According to Sam and Jim Commenting on things that irk us off, make us laugh out loud or just seem too weird too believe According to Sam and Jim: Politicians Don't Multi-Task

Monday, October 1, 2012

Politicians Don't Multi-Task

Boy Sam and I will be so-o-o glad when the elections are over. We’re so-o-o tired of hearing political opponents backstabbing each other. Worse than that, they keep promising to fix the economy, create jobs, and provide more money to fund education and you know they won’t. They can’t. Politicians can’t agree on anything except to take a recess to spend more time on their election campaigns to smear each other. Apparently, they don’t know how to work out legislative compromises, pass much needed bills like the Farm Bill to help our nation’s farmers, and work on their campaigns at the same time. In other words, they don’t multi-task well.

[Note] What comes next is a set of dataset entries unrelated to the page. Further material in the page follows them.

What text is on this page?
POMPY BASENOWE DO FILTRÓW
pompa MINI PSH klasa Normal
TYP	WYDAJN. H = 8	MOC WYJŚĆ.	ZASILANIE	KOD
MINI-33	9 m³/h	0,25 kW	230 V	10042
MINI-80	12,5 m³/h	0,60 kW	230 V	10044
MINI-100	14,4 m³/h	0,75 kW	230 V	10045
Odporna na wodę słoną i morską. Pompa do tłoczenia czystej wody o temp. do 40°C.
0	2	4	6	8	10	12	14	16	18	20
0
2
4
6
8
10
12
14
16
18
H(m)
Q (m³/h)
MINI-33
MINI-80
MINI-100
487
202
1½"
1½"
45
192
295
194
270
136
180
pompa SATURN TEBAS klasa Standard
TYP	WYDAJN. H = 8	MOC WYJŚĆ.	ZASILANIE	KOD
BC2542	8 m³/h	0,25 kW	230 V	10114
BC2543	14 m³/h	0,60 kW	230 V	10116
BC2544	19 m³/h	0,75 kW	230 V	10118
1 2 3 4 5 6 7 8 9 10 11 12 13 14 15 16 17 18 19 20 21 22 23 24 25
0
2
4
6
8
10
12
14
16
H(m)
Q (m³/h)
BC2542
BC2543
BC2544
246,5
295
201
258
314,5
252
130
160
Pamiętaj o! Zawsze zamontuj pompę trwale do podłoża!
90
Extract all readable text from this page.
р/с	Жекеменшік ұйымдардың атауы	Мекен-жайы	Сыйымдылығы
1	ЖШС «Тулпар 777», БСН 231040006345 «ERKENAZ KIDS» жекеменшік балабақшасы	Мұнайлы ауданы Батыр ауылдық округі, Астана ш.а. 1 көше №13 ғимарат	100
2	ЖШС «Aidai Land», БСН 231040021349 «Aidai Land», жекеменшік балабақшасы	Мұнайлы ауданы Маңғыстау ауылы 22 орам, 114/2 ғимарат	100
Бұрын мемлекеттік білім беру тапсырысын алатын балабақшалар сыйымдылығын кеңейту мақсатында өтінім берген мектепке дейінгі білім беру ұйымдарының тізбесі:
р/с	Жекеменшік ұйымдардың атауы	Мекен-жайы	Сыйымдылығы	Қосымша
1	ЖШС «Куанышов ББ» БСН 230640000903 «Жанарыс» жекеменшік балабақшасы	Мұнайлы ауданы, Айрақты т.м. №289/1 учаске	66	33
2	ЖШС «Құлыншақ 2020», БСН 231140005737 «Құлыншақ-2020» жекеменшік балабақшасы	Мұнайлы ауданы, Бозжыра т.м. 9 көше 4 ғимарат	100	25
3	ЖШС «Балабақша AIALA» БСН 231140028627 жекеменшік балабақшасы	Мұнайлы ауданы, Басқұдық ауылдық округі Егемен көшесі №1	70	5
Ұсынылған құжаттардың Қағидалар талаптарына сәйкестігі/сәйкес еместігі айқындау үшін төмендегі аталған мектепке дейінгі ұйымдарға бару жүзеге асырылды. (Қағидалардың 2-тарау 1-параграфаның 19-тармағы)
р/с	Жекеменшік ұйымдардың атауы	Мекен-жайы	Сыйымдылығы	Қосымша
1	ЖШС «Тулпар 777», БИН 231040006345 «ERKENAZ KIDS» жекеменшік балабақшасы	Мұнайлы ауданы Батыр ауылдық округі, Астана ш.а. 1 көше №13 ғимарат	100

Of course if our politicians had the kind of day multi-tasking that I had Saturday, I guess I couldn’t blame them for failing to do more than one thing at a time. I started out pretty well; had my coffee, saw Kathleen off to work (she has a new schedule now, which includes working on Saturday), fixed myself some breakfast, then worked on my writing a bit while Sam slept on the floor beside me.

Later in the morning I took Sam for his walk in the park. When we arrived back home the multi-tasking began. I squirted some miracle spot remover goo on a couple of tee shirts that had spots on them, placed them in the laundry tub to soak and turned the water on. I then went into the kitchen and put a pot of water on the stove to boil some eggs for macaroni salad for dinner. While the plot (I mean pot) was boiling, I turned the TV on to check out the college football games.

Oops! I got too interested in a football game. After awhile I heard my pot on the stove strumpeting along like a berserk boiler on a Navy destroyer and I raced into the kitchen to put the eggs in it - the pot, not the ship! That’s when I noticed the water all over the laundry room floor. I had forgotten to turn the water off in the laundry tub and the tub was doing its imitation of Niagara Falls - American side. I quick ran out to the garage to grab my shop vac - my new one made in China ($39.99 at Sears) - nearly slipping on the wet floor and busting my keester in the process. I shopped vacked the heck out of the laundry room floor, which gratefully is tiled, let water out of the laundry tub until it subsided below a FEMA-designated flood stage, then turned on a couple of fans to dry the floor. By then Sam had to make pee pee and my eggs were as hard boiled as a detective in one of the trashy mystery novels I like to read. Whew! What a morning. I was so burned out all I could do Saturday afternoon was sit in front of the TV and watch more football and more political advertisements. By the time Kathleen came home from work I was a babbling idiot. When she asked the score of the game I was watching I think I reported Romney had fumbled and Obama was ahead by a field goal.

My thinking now is that I should do one thing at a time and do that one thing very well and I’ll probably be a lot better off. But when I ruminate on something to do that won’t require multi-tasking, all I can come up with is running for political office. I’ll have to learn how to refuse to compromise, and how to backstab any opponents, but I might possibly be able to do that - just not at the same time.

Now Sam’s looking at me as if to say, “Oh poop on politics.” Actually, I have to agree with him. Three bags are hereby levied on politicians, especially those who want us to believe their opponents are scum.